What is happening today is the disaggregation of a big, simple thing – a national scheme of government regulations – into millions and millions of individual decisions. On Sky News yesterday, Robert Jenrick, the communities secretary, told Trevor Phillips that this entailed “personal responsibility and informed good judgment in the days ahead”.
Well, yes. But what does that actually mean? It is true that a functioning democracy cannot afford to treat its citizens like children, and depends upon their assumption of a whole range of duties beyond paying their taxes and obeying the law.
It is equally true, however, that this government has lifted all Covid restrictions without offering anything one could reasonably describe as a manual or a compass for use on the terrain onto which we are all now stepping.
Modern politics tends towards the binary (Leave versus Remain, woke versus traditional, ill versus cured) and the populist (there are simple solutions to complex problems). But – again – Covid doesn’t care about political culture; only about its own remorseless march across the planet.
Which brings us to the true irony of “Freedom Day”, and the only meaningful context in which it should really be considered. We can fuss and fret about masks on public transport, jabs for children, the rules for self-isolation and the case for lifting restrictions when the weather is hot and Covid has less chance to spread. And none of it will amount to a hill of beans if the rest of the world is not being vaccinated.
As Tortoise has been arguing in #TheArmsRace campaign, the humanitarian case for global vaccination is incontestable (if you are in any doubt about that, do look at this extraordinary photo essay edited by Jon Jones and read Lynne O’Donnell’s report from Afghanistan).

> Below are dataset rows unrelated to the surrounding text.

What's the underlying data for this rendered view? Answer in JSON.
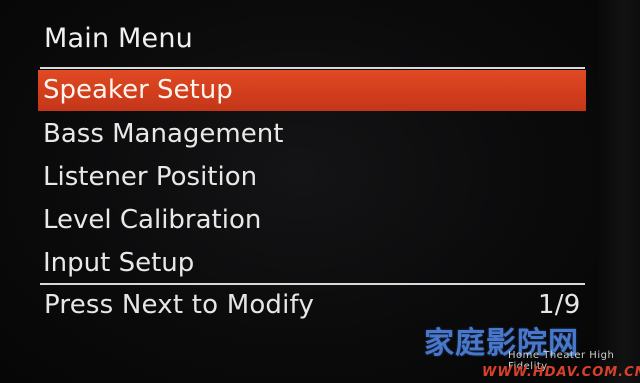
{
  "menu": {
    "title": "Main Menu",
    "items": [
      {
        "label": "Speaker Setup",
        "selected": true
      },
      {
        "label": "Bass Management",
        "selected": false
      },
      {
        "label": "Listener Position",
        "selected": false
      },
      {
        "label": "Level Calibration",
        "selected": false
      },
      {
        "label": "Input Setup",
        "selected": false
      }
    ],
    "selected_color": "#d6401e"
  },
  "status": {
    "hint": "Press Next to Modify",
    "page": "1/9"
  },
  "watermark": {
    "name": "家庭影院网",
    "tagline": "Home Theater High Fidelity",
    "url": "WWW.HDAV.COM.CN"
  }
}
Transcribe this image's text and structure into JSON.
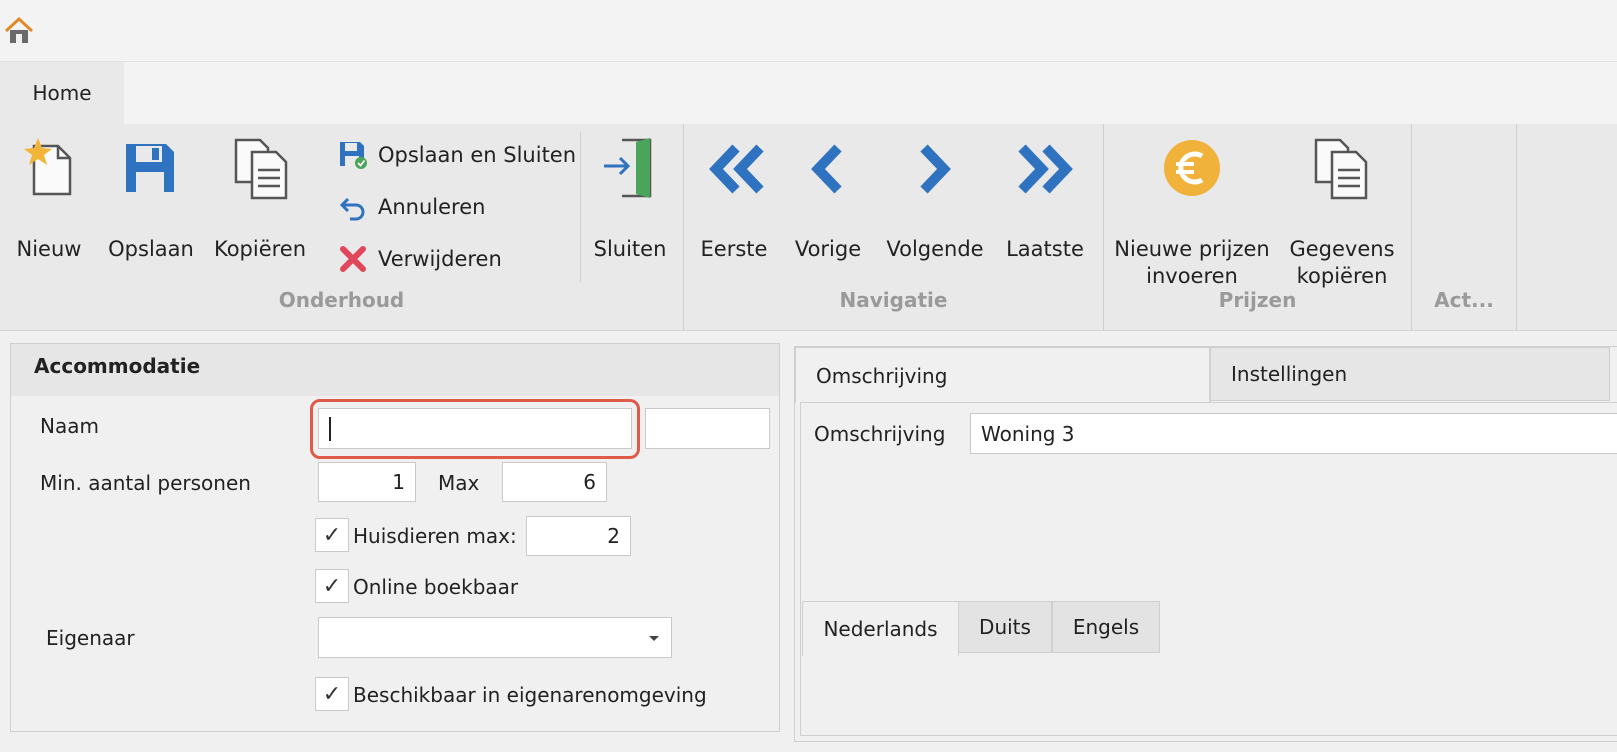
{
  "tabs": {
    "home": "Home"
  },
  "ribbon": {
    "onderhoud": {
      "group_label": "Onderhoud",
      "nieuw": "Nieuw",
      "opslaan": "Opslaan",
      "kopieren": "Kopiëren",
      "opslaan_sluiten": "Opslaan en Sluiten",
      "annuleren": "Annuleren",
      "verwijderen": "Verwijderen",
      "sluiten": "Sluiten"
    },
    "navigatie": {
      "group_label": "Navigatie",
      "eerste": "Eerste",
      "vorige": "Vorige",
      "volgende": "Volgende",
      "laatste": "Laatste"
    },
    "prijzen": {
      "group_label": "Prijzen",
      "nieuwe_prijzen_1": "Nieuwe prijzen",
      "nieuwe_prijzen_2": "invoeren",
      "gegevens_1": "Gegevens",
      "gegevens_2": "kopiëren"
    },
    "acties": {
      "group_label": "Act..."
    }
  },
  "form": {
    "title": "Accommodatie",
    "naam_label": "Naam",
    "naam_value": "",
    "naam_extra_value": "",
    "min_label": "Min. aantal personen",
    "min_value": "1",
    "max_label": "Max",
    "max_value": "6",
    "huisdieren_label": "Huisdieren max:",
    "huisdieren_checked": true,
    "huisdieren_value": "2",
    "online_label": "Online boekbaar",
    "online_checked": true,
    "eigenaar_label": "Eigenaar",
    "eigenaar_value": "",
    "beschikbaar_label": "Beschikbaar in eigenarenomgeving",
    "beschikbaar_checked": true
  },
  "details": {
    "tab_omschrijving": "Omschrijving",
    "tab_instellingen": "Instellingen",
    "omschrijving_label": "Omschrijving",
    "omschrijving_value": "Woning 3",
    "lang_nl": "Nederlands",
    "lang_de": "Duits",
    "lang_en": "Engels"
  },
  "colors": {
    "accent_blue": "#2f73c0",
    "euro_orange": "#f0b23a",
    "delete_red": "#e0475a",
    "focus_ring": "#e05a4a"
  }
}
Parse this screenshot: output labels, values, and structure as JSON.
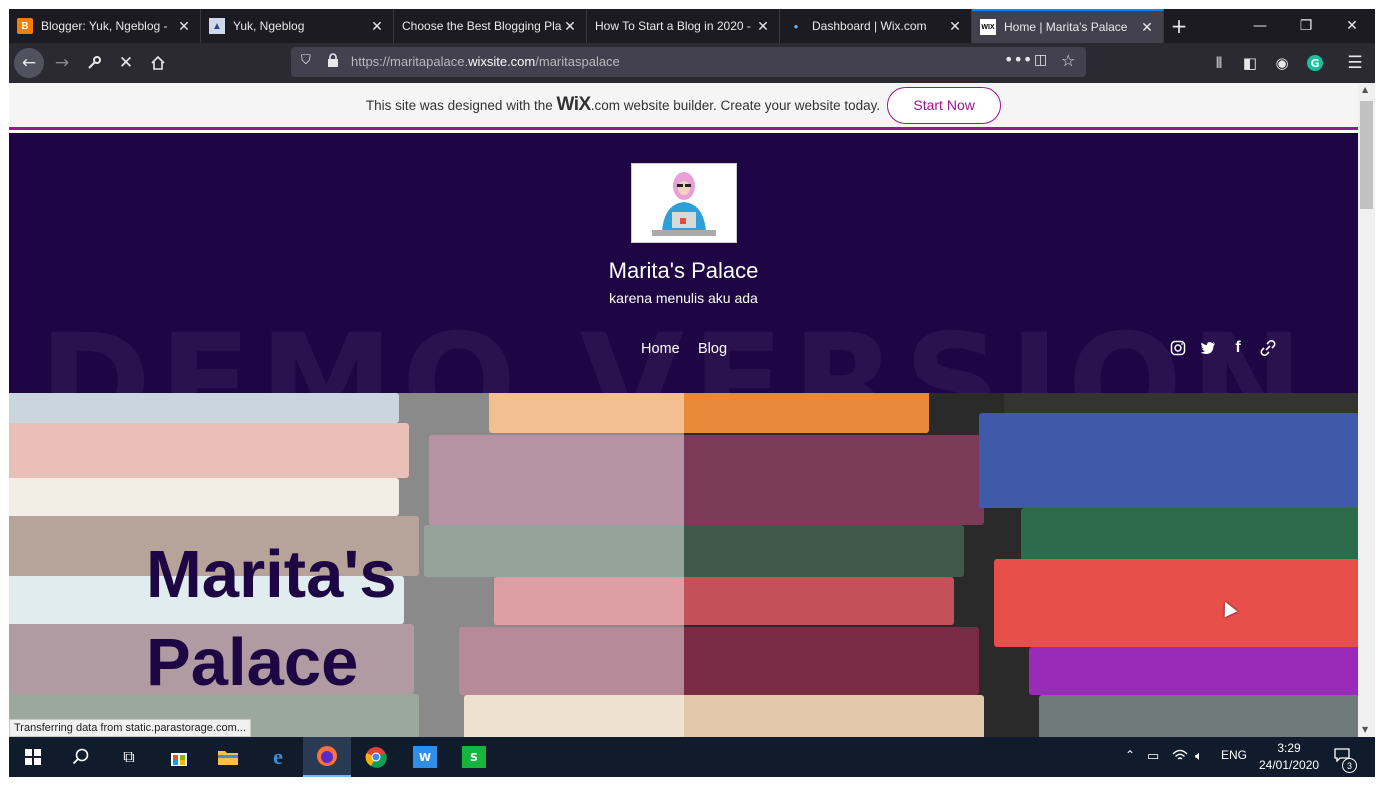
{
  "browser": {
    "tabs": [
      {
        "title": "Blogger: Yuk, Ngeblog - ",
        "active": false
      },
      {
        "title": "Yuk, Ngeblog",
        "active": false
      },
      {
        "title": "Choose the Best Blogging Pla",
        "active": false
      },
      {
        "title": "How To Start a Blog in 2020 -",
        "active": false
      },
      {
        "title": "Dashboard | Wix.com",
        "active": false
      },
      {
        "title": "Home | Marita's Palace",
        "active": true
      }
    ],
    "url_prefix": "https://maritapalace.",
    "url_domain": "wixsite.com",
    "url_path": "/maritaspalace",
    "status_text": "Transferring data from static.parastorage.com..."
  },
  "banner": {
    "text_before": "This site was designed with the ",
    "logo": "WiX",
    "text_after": ".com website builder. Create your website today.",
    "cta": "Start Now",
    "accent": "#a0138e"
  },
  "site": {
    "title": "Marita's Palace",
    "tagline": "karena menulis aku ada",
    "menu": [
      "Home",
      "Blog"
    ],
    "watermark": "DEMO VERSION",
    "header_bg": "#1e0645",
    "social_icons": [
      "instagram-icon",
      "twitter-icon",
      "facebook-icon",
      "link-icon"
    ]
  },
  "hero": {
    "title": "Marita's\nPalace"
  },
  "taskbar": {
    "language": "ENG",
    "time": "3:29",
    "date": "24/01/2020",
    "notifications": "3"
  }
}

But the argument from enlightened self-interest is also overwhelming. If the virus is not suppressed in the death zones of the developing world, it will continue to mutate until a variant arises that combines the enhanced transmissibility of Delta with the vaccine resistance of Beta: or worse.

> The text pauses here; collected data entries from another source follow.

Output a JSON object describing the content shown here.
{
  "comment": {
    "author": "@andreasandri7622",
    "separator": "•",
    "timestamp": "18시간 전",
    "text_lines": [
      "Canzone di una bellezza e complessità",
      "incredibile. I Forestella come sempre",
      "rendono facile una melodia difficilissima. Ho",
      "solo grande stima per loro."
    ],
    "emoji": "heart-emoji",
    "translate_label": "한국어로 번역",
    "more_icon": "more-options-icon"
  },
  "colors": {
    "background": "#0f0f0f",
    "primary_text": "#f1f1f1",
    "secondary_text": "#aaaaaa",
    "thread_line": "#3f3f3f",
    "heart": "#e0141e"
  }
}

When such a variant reaches these shores, as it will, quickly, the arguments we are having at present will seem microscopically trivial. It is simply a statement of fact – not irresponsible alarmism – to say that until the international community addresses the vaccine crisis in the poorer nations, all the steps we are taking within our own borders will be provisional, temporary and vulnerable to the wrecking ball of a new and deadly Covid “flavour” (as the virologists like to call them).
And yes: of course it is hard to think about such things – about vaccines in Lahore, or Kabul, or Mogadishu – when your 20-year-old daughter hasn’t yet had her second jab; when you are worried about travelling on the Tube; when you are fretful that you yourself may get “pinged” and be forced to stay at home; when you really want to go abroad on holiday, feel you have earned it (and then some), but don’t know whether the country you’re heading to might be added to the “amber plus” list.
All of this is more than understandable. But – unfortunately – none of it alters the fact that we are facing a planetary threat, and must start to address it in a planetary fashion. When set against the global march of the pathogen, the narrowly national way in which we (and other Western countries) think about it is still laughably parochial.
Covid acts globally, and so must we. Until the richer nations come up with what Baldrick would call a “cunning plan” to immunise the world, as a matter of urgency, we shall be stuck in nothing better than a holding pattern.
And – pointless to deny it – no such cunning plan yet exists. Freedom Day? What we have been handed this week is not freedom, but a fiction that, unless we act fast, will crumble into ashes all too soon.